Intel recently held their CES Keynote and while most of the coverage was pretty much the usual symphony of marketing material and future projects, one particular segment is quite easily the most exciting part of the note: Neuromorphic & Quantum processing. It is no secret that we are nearing the edge of physics with our conventional processes, silicon can only take us so far. This is why we need to search for new horizons, that will allow us to propel our computing capabilities even further and it looks like Intel is blazing a trail with two of its projects already under way.
Intel announces Loihi Neuromorphic processor for AI applications
The first such project is the 'Intel Loihi' chip, which is basically a neuromorphic processor, aka a self-learning one. Just like human brains create neural paths over time which is what eventually constitutes our iQ and problem solving capability, this chip will be able to "learn" and have around 130,000 neurons and 130 million synapses (an anology of course). It is based on Intel's 14nm technology and will house a core mesh that supports a wide range of neural network topologies.
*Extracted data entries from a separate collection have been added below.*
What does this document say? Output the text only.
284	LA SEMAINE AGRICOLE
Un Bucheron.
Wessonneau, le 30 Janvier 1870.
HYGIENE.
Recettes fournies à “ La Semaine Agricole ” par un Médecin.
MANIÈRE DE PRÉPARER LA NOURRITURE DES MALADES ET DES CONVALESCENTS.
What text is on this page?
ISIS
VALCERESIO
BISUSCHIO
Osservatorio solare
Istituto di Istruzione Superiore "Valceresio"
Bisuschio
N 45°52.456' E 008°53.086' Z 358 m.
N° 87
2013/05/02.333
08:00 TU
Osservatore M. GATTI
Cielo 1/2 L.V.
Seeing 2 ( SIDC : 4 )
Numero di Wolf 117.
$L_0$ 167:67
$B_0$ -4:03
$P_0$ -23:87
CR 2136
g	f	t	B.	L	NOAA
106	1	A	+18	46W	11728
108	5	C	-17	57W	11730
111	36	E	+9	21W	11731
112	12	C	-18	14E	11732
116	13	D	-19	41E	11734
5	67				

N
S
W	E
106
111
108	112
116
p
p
The Loihi research test chip includes digital circuits that mimic the brain’s basic mechanics, making machine learning faster and more efficient while requiring lower compute power. Neuromorphic chip models draw inspiration from how neurons communicate and learn, using spikes and plastic synapses that can be modulated based on timing. This could help computers self-organize and make decisions based on patterns and associations.
The Loihi test chip’s features include:
- Fully asynchronous neuromorphic many core mesh that supports a wide range of sparse, hierarchical and recurrent neural network topologies with each neuron capable of communicating with thousands of other neurons.
- Each neuromorphic core includes a learning engine that can be programmed to adapt network parameters during operation, supporting supervised, unsupervised, reinforcement and other learning paradigms.
- Fabrication on Intel’s 14 nm process technology.
- A total of 130,000 neurons and 130 million synapses.
- Development and testing of several algorithms with high algorithmic efficiency for problems including path planning, constraint satisfaction, sparse coding, dictionary learning, and dynamic pattern learning and adaptation.
Further, it is up to 1,000 times more energy-efficient than general purpose computing required for typical training systems. In the first half of 2018, the Loihi test chip will be shared with leading university and research institutions with a focus on advancing AI.
An increasing need for collection, analysis and decision-making from highly dynamic and unstructured natural data is driving demand for compute that may outpace both classic CPU and GPU architectures. To keep pace with the evolution of technology and to drive computing beyond PCs and servers, Intel has been working for the past six years on specialized architectures that can accelerate classic compute platforms. Intel has also recently advanced investments and R&D in artificial intelligence (AI) and neuromorphic computing.